Уткин вспомнил о своем селе, где для всей страны выращивали пшеницу и кукурузу, а взамен получали трактора и комбайны. Брежнев рассказал об отце, добывавшем уголь, то есть топливо для паровозов, свет и тепло для городов. С каждым рассказом здание родины, в котором они жили, выглядело интереснее и красивее. О дальневосточном городе, где люди жили не хуже, чем в Москве, рассказал Гривнев. Погибшего за родину отца вспомнил Попенченко. Кто-то напомнил всем о бесплатном обучении и бесплатных больницах. Другие тоже добавили каждый свое. Получилась родина, не гордиться которой оказывалось просто невозможно.
И они гордились ею, потому что еще она была первой страной, в которой делалось все, чтобы весь народ, а не отдельные люди жили лучше. Страна строилась, продвигалась к счастливому будущему. Они подтверждали это многочисленными примерами. Лучшим же примером являлось само существование суворовских училищ.
— Лет до ста расти нам без старости. Год от года расти нашей бодрости. Славьте молот и стих — землю молодости! — пел чужими словами Царьков.
Они соглашались с ним и не любили его. Им не требовались посредники. Они и без Царькова знали, что любить и чем возмущаться, чтобы родина считала их своими.
«Мы тоже народ», — думал Дима или кто-то другой в нем, потому что не могло не быть народом так много людей, сколько было суворовцев, которые жили одной со всей страной жизнью и каждым своим днем, особенно же своим будущим были связаны с нею.

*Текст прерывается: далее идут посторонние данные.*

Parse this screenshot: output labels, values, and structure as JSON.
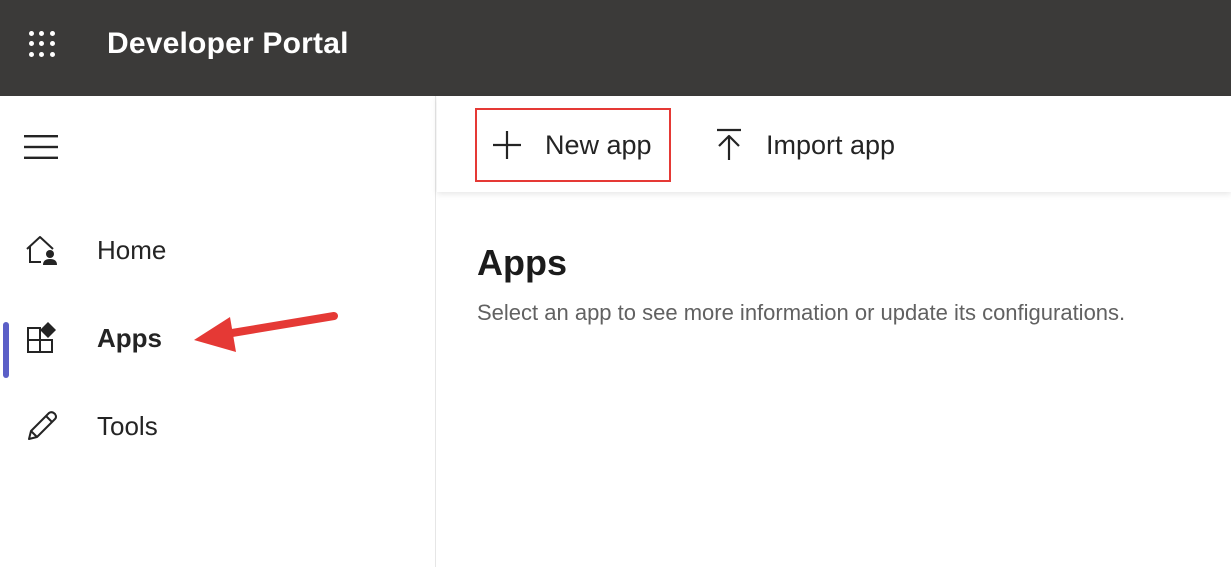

«Мы тоже народ», — думал он или кто-то другой в нем, потому что (это тоже каждый день ощущали они) за них думало и все решало государство, потому что все, что бы они ни делали, особенно если делали хорошо — получали четверки или пятерки, успешно выступали на ринге, участвовали в художественной самодеятельности, — каким-то образом приближало их к цели, какой бы неопределенной она ни казалась.
Диме нравилось, когда все училище приходило в движение и все шесть рот с офицерами в почти ночной темноте выходили на гарнизонную репетицию. Всякий раз при этом он как бы переставал быть именно Покориным. Переставали, казалось ему, что-то свое значить и взводы. Даже роты едва сохраняли самостоятельность. Это чувство росло и усиливалось в нем, когда они, объединенные своей множественностью, одной на всех парадной формой и протянувшейся почти на два квартала колонной, шли по пустынным улицам к главной площади республики. Представлялось: они одни в городе не спали и у ж е д е й с т в о в а л и. Но нет, они были не одни. Такая же длинная направляющаяся к площади воинская колонна преградила им путь, такой же длинной направляющейся к площади колонне преградили дорогу и они. Чем ближе к площади подходило училище, тем больше колонн встречали они. Становилось тесно. Вокруг площади уже стояли войска. Подходили новые части, их оркестры перед площадью начинали играть марши. Заиграл и оркестр училища, но перестал, училище заняло свое место. Теперь они и вовсе не были какими-то отдельными суворовцами, взводами и ротами. Они даже училищем являлись не вполне, а становились вместе солдатами и офицерами, всеми войсками. Что-то лично значить оказывалось неуместно.